One point I try to make to my students is the importance of being a translator in our job as a Systems Engineer. You're a translator between the customer and the technical specialist. You have to understand the customer domain and needs enough to convey those needs to the techno-geeks, all the while speaking their techno-bable. And you have to understand the technology capabilities and limitations enough in order to explain them to lay people using lay terms. That's the challenge.
And it doesn't help when each technical domain has its own phraseology. Take IT with its bewildering array of terms and buzzwords. Here's an article that highlights the difficulty we System Engineers face as Techno-Translators.

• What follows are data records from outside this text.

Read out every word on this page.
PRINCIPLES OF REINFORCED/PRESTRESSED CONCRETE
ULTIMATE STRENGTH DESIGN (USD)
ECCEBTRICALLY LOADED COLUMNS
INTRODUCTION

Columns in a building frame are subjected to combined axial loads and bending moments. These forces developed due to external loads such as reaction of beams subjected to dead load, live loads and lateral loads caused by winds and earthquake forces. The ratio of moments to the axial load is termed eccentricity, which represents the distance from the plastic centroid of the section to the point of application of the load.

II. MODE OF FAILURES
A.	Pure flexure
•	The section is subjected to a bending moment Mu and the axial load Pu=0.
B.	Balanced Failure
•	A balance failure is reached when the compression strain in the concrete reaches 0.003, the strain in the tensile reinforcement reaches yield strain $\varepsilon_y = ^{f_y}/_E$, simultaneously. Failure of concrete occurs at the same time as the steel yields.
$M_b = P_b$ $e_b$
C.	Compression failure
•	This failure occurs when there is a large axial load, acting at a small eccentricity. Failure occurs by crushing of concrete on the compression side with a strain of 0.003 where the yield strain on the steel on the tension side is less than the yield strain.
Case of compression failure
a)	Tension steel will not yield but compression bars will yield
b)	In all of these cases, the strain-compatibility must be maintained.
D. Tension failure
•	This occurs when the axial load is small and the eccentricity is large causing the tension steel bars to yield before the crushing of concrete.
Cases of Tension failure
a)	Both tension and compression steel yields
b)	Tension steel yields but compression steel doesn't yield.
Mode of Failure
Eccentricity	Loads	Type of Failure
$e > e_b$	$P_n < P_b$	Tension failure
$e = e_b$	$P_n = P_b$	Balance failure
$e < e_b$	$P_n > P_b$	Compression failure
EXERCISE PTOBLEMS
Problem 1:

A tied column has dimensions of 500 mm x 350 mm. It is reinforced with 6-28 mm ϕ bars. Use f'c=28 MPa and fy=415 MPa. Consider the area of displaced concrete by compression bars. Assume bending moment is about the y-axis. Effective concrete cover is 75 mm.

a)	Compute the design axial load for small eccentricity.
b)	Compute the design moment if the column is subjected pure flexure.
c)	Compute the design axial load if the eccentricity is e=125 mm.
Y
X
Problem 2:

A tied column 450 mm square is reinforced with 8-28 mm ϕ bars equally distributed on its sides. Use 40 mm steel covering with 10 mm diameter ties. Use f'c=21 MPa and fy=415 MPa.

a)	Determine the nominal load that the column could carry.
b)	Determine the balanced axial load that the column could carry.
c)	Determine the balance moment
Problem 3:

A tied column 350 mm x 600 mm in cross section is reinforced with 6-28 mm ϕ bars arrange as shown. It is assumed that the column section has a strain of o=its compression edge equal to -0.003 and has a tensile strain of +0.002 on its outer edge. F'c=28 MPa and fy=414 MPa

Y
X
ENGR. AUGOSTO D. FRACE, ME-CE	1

Buzzwords: Making Sense of the IT World by Mary K. Pratt, October 09, 2006 (Computerworld)
Here's an except:
"IT is riddled with hard ones — obscure jargon, acronyms, catchphrases and made-up words that evolve as fast as technology itself. The dictionary folks can hardly keep up. (For more examples, see Words We Love to Hate.)
While some may find it amusing to bewilder technophobes with technospeak, the prevalent use of insider terminology actually has business — and career — consequences. At the very least, confusion over IT-related buzzwords can lead to miscommunications that breed frustration and waste time. At worst, it can engender serious battles between misunderstood parties that can end in litigation.
“You could be the best technical person in the world, but if you can’t effectively communicate with your business partners, then who cares?” says Jerry Luftman, executive vice president of academic relations at the Society for Information Management (SIM) and associate dean at the Stevens Institute of Technology in Hoboken, N.J.